An hour later, I was sliding into a worn leather booth at *Santini’s*, and a wave of vertigo washed over me. It wasn’t just a restaurant; it was a time capsule. *Our* time capsule.
The red-and-white checkered tablecloths, the Chianti bottles dripping with years of candle wax, the air thick with the smell of garlic and oregano.
It was the place we’d celebrated my first big commission, his acceptance into business school. It was the place he’d first told her he loved me.
The ghosts of our younger selves were laughing in the corner.
“A bit on the nose, don’t you think?” I murmured, trying for a coolness I didn’t feel.
“I wanted somewhere we could be honest,” Marcus said, his gaze unwavering as the waiter placed a basket of warm bread between them. He didn’t even look at the menu. “Two Cokes and the usual, Gianni. Thanks. ”
The usual. Veal parmigiana for him, eggplant for me. My throat tightened. He remembered. Of course he remembered. Marcus never forgot a detail. It was what made him a brilliant businessman.
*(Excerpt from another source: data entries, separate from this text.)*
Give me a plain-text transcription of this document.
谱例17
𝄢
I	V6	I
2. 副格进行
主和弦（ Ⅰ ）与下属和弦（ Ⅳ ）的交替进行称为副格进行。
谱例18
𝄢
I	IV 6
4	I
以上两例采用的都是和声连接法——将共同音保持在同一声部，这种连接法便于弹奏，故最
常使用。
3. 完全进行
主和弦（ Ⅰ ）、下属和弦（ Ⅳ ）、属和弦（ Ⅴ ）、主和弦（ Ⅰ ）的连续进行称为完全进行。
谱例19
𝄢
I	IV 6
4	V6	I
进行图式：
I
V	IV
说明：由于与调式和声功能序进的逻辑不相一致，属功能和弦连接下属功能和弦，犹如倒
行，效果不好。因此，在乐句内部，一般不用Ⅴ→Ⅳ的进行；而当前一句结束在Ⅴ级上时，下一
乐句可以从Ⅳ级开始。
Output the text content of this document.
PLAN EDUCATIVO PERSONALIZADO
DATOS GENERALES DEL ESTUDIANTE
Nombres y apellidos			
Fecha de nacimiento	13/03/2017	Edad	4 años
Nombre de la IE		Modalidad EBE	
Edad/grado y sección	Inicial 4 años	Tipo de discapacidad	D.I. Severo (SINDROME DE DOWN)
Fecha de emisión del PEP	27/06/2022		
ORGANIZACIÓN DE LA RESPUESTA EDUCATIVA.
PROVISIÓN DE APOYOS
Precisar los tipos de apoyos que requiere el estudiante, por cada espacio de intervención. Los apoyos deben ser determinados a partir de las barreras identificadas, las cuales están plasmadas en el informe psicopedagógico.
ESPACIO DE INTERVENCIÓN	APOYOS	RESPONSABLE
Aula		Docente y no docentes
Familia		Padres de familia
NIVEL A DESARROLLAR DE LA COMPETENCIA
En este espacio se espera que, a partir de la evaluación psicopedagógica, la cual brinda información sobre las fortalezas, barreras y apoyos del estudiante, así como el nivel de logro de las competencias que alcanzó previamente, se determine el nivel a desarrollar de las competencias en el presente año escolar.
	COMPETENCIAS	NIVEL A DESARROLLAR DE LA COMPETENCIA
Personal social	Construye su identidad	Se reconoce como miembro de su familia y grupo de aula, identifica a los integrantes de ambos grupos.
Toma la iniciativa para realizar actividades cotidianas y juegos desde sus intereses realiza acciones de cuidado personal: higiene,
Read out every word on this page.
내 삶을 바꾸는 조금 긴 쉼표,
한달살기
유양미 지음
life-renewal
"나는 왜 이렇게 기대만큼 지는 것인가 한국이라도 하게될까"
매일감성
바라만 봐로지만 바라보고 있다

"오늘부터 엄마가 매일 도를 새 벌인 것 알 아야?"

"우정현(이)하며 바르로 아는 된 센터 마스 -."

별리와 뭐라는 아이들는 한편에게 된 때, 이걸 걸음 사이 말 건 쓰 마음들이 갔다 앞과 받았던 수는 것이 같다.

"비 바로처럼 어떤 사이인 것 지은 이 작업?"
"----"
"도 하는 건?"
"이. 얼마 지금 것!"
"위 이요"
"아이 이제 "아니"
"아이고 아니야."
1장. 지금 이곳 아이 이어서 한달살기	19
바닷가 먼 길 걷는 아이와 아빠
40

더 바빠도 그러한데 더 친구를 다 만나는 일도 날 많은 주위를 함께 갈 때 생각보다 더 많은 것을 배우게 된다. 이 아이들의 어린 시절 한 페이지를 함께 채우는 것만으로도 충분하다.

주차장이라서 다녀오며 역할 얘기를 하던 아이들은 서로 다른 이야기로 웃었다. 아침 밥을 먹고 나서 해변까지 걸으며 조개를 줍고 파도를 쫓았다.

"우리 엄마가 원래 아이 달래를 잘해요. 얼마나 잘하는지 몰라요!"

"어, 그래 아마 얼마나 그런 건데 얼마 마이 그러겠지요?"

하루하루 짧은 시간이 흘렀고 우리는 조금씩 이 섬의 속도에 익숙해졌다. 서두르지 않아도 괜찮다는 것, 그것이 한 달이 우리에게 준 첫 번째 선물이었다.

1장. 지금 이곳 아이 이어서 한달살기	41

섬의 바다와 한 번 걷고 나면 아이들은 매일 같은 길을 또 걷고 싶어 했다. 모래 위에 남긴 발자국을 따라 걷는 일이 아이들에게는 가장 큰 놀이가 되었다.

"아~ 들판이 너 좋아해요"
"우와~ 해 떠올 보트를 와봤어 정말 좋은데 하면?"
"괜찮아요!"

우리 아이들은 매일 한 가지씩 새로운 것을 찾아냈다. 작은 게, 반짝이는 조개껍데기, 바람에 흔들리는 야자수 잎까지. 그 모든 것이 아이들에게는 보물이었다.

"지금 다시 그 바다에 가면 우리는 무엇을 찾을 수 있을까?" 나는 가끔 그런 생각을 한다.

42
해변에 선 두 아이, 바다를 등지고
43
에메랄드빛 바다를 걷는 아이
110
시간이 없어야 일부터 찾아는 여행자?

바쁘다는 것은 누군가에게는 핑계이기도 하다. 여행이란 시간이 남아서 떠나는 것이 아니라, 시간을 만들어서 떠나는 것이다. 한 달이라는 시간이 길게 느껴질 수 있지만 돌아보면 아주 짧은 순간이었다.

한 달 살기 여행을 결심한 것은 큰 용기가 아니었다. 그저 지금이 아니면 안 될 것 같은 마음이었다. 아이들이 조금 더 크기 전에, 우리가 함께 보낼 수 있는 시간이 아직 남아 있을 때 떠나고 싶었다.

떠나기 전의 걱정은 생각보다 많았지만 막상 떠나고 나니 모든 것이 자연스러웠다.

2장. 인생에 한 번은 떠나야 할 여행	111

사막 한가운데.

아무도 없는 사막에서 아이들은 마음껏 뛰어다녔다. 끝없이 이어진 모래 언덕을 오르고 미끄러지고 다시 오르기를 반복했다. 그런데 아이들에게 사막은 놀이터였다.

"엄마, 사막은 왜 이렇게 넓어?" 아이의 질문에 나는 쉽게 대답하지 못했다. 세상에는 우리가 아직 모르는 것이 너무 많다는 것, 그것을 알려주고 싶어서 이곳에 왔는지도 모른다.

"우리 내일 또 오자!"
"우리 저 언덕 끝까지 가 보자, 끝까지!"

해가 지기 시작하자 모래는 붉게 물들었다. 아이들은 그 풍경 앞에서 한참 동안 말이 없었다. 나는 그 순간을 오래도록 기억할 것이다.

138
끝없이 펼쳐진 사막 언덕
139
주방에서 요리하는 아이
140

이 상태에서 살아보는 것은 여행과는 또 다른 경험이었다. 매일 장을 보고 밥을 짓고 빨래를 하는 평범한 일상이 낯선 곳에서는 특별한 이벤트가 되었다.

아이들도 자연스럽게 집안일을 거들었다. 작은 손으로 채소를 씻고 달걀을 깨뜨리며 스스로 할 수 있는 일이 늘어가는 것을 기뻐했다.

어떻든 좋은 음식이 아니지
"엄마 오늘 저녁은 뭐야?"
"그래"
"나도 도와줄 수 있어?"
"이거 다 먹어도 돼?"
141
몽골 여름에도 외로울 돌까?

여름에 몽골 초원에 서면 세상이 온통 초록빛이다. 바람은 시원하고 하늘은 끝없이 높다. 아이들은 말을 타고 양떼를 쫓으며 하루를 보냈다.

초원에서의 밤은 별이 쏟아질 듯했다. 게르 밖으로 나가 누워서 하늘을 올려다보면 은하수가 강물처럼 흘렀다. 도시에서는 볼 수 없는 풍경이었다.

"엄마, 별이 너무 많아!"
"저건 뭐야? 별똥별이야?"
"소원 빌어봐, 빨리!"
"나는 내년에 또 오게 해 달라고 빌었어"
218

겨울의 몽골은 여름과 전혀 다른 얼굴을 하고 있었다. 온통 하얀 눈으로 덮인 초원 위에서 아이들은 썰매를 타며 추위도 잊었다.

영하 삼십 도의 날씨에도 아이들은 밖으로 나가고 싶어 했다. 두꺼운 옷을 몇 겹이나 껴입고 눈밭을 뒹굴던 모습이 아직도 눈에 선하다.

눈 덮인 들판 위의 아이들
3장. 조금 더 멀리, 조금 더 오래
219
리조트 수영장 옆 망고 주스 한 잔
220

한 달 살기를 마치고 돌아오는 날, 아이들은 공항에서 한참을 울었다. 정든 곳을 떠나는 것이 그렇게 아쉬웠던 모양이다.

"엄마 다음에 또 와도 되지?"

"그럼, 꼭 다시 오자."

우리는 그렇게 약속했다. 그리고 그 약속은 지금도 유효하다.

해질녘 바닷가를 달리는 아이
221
It was what made this so damn hard.
“What is this, Marcus?” I asked, my hands twisting a paper napkin into a shredded mess in my lap. “A trip down memory lane before you walk down the aisle?”
The barb landed. I saw it in the slight flinch of his jaw. “No. It’s an apology. ”
I stared at him, speechless.
“I’ve been a fool, Ava,” he said, his voice dropping, forcing me to lean in. “A complete, ambitious, goddamn fool. For years. But especially lately. ” He ran a hand through his perfectly styled hair, messing it up in a way I hadn’t seen since he was twenty-one. “Watching you work, seeing you every day… it’s just thrown everything into sharp relief. What I have. And what I threw away. ”
“You have Chloe,” I said, the name tasting like ash.
He let out a short, bitter laugh. “I have a strategic alliance. Chloe and I… it’s a merger. Her family’s real estate empire, my father’s development firm. It’s a transaction, Ava. It’s about securing a legacy. It has nothing to do with… this. ” He gestured vaguely at the space between us. “It has nothing to do with coming home at the end of the day and being able to just… breathe. ”
Every word was a hammer blow. This was the conversation I had dreamed of and dreaded for eight years. The validation I thought I no longer needed.
“You’re engaged,” I whispered, the words a flimsy shield. “You’re getting married in three weeks. I’m *planning* your wedding. ”
“An arrangement that can be un-arranged,” he said, his eyes boring into mine. “Tell me I’m crazy, Ava. Tell me you don’t feel it too. This pull. This… rightness. When we’re in a room together, it’s like all the noise in the world just stops. ”
Tears pricked my eyes, hot and treacherous. I hated him for making me feel this, for cracking me open when I was already so broken from Rhys.
“Don’t do this, Marcus. It’s not fair. Not to me, and definitely not to Chloe. ”
“What’s not fair is living a lie,” he said, reaching across the table, his hand covering hers. His touch was warm, solid. Familiar. It didn’t send a jolt of illicit electricity through me like Rhys’s did. It was a different kind of current—a slow, deep thrum of recognition. Of belonging. “I’m not asking for an answer right now. I’m just asking you to think about it. Is there anything left. Is there a chance we could find our way back?”